Snapshots of real-time observation using POM–DLP during SWaP at exposure doses of 29 mJ/cm2 (a), 280 mJ/cm2 (b), and 560 mJ/cm2 (c). POM images were taken at 0, 93, and 106 s (a); 0, 31, and 93 s (b); and 0, 16, and 87 s (c) after starting irradiation. The white dashed squares show the irradiated areas. The crossed arrows show the direction of the polarizer. Yellow arrows show the light scanning direction. Scale bars: 500 µm

Full size image

According to the results above, the underlying mechanism of the molecular alignment induced by SWaP can be described as follows. Before polymerization, non-LC monomers are present in a random alignment. SWaP produces polymers only in the irradiated area, and the polymer concentration gradient between the irradiated and unirradiated areas causes mutual molecular diffusion of monomers and polymers. This diffusion causes shear stress on the anisotropic monomers and polymers, resulting in unidirectional molecular alignment along the diffusion direction. When SWaP is performed above a certain exposure dose, the polymer concentration exceeds 50% immediately after light irradiation, and the LC phase appears. This LC phase emergence contributes to maintaining the aligned state and the rapid increase in viscosity, which leads to an increase in shear stress acting on the anisotropic molecules (Supplementary Fig. S5). The aligned LC state that appears simultaneously as the slit light passes through is stabilized and expanded over large areas along the light scanning direction. On the other hand, under lower exposure dose conditions, the polymer concentration during the passage of the slit light remains below 50%. As a result, the absence of the LC phase during SWaP results in relaxation of the molecular alignment, leading to no uniform optical anisotropy. These results indicate that the polymer concentration and LC phase during SWaP, in which molecular diffusion occurs, are essential for inducing uniform molecular alignment over large areas.

Following the above mechanism, the polymer concentration and polymerization temperature are the dominant factors affecting the molecular alignment behavior during SWaP. We conducted two proof-of-concept experiments: increasing the polymer concentration beforehand (preexposure) and lowering the polymerization temperature to promote the expression of the LC phase. We performed preexposure throughout the cell at a polymerization temperature of 90 °C and an exposure dose of 210 mJ/cm², followed by SWaP at 58 mJ/cm². As a result, unidirectional molecular alignment was induced even under the SWaP condition, where molecular alignment could not be achieved.

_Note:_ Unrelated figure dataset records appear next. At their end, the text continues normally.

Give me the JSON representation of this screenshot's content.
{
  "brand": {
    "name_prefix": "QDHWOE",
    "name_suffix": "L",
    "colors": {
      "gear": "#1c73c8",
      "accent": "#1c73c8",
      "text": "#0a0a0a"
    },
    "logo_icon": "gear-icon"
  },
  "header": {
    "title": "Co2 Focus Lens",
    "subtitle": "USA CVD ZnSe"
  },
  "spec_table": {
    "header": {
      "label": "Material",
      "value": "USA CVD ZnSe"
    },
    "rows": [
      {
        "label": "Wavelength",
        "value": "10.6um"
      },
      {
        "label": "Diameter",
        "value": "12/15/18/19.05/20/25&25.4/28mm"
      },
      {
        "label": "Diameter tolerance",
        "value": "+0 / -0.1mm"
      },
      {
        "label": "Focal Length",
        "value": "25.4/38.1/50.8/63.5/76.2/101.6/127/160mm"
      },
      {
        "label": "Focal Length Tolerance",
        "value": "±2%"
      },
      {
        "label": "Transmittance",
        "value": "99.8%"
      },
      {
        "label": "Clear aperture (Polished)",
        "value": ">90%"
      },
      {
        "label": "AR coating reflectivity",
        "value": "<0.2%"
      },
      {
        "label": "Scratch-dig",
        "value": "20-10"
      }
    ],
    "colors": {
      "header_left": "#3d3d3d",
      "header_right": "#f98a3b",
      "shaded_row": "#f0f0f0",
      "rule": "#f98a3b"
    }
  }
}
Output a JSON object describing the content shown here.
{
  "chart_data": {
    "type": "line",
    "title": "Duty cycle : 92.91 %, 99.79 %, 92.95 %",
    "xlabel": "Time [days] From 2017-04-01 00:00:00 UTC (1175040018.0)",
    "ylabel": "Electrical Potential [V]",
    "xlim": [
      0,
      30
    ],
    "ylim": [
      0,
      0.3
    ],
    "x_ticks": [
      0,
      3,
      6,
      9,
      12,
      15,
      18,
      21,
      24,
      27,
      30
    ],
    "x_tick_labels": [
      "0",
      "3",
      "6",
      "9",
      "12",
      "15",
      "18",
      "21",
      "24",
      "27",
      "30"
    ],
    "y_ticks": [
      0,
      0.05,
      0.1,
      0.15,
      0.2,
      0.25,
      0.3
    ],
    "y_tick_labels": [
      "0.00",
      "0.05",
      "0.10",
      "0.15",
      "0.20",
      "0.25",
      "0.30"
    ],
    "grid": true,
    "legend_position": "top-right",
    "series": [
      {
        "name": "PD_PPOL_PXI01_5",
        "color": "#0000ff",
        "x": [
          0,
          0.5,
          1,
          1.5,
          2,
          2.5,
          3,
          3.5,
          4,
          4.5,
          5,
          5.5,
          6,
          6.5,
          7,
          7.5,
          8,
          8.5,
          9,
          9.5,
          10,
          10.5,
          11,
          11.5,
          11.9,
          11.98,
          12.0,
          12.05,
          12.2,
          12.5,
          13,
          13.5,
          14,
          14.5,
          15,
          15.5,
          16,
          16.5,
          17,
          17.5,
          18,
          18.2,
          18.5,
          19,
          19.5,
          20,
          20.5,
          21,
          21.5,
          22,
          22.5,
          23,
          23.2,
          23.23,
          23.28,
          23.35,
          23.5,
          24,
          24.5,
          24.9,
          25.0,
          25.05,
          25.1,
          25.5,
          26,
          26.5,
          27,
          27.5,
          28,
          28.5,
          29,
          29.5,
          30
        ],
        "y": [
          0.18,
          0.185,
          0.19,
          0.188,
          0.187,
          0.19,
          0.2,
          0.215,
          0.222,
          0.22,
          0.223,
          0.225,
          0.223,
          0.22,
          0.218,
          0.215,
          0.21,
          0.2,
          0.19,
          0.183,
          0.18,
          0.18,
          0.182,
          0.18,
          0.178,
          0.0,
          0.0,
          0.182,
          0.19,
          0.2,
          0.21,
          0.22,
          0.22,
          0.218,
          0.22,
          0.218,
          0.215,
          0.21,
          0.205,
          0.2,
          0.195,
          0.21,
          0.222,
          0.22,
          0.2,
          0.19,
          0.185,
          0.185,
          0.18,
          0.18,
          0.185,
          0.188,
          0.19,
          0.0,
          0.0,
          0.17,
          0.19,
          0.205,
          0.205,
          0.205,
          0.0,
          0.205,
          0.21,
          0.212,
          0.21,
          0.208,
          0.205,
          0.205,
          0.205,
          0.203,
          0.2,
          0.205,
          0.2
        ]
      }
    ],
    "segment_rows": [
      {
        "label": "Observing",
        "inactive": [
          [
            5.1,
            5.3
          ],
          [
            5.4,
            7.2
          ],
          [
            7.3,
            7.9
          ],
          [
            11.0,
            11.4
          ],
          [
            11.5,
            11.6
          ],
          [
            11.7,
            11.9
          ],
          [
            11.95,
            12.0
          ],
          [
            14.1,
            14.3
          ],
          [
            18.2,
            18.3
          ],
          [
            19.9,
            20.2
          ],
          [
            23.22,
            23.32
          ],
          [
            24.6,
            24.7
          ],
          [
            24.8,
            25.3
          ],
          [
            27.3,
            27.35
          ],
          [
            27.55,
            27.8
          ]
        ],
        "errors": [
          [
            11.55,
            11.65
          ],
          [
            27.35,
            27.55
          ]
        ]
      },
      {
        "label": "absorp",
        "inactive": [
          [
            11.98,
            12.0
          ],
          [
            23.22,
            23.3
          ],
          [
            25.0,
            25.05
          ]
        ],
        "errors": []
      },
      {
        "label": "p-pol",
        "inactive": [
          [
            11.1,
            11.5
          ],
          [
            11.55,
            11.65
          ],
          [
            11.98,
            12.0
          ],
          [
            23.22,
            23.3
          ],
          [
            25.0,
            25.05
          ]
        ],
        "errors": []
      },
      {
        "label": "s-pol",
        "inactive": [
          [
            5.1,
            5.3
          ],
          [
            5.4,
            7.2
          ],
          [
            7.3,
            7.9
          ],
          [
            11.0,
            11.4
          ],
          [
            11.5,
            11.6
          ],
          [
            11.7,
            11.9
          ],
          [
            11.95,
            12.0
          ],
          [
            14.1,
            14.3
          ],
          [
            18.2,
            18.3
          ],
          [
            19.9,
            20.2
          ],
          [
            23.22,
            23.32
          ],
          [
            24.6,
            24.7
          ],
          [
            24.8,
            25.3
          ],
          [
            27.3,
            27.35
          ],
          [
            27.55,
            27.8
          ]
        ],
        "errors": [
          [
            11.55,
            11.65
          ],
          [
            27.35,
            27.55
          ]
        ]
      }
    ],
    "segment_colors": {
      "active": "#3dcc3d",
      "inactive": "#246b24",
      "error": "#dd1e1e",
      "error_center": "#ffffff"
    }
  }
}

The photopolymerization at a lowered temperature of 70 °C also resulted in the formation of unidirectional molecular alignment at an exposure dose of 58 mJ/cm2 (Supplementary Fig. S6).

Conclusion

We investigated the effect of polymer concentration, the dominant factor in molecular diffusion and LC nature, on the molecular alignment behavior induced by our developed photopolymerization technique, SWaP. The investigation of SWaP at various exposure doses revealed that sufficient doses above a certain threshold are required to induce molecular alignment. We hypothesized that the appearance of the LC phase associated with the polymer concentration affects the alignment behavior. A phase diagram of the polymer/monomer mixtures revealed that the LC phase emerged when the polymer concentration reached 50% during SWaP. Furthermore, real-time observation during SWaP revealed a temporal relationship between the presence of the LC phase and the induction of molecular alignment. These results indicated that the emergence of the LC phase during SWaP is the critical factor in molecular alignment. Notably, SWaP enables a single-step preparation of aligned polymer films, which are conventionally prepared by serial processes of polymer synthesis, orientation control, and film fabrication. Therefore, SWaP has the potential to revolutionize material production by serving as a fundamental technique for the development of groundbreaking functional materials.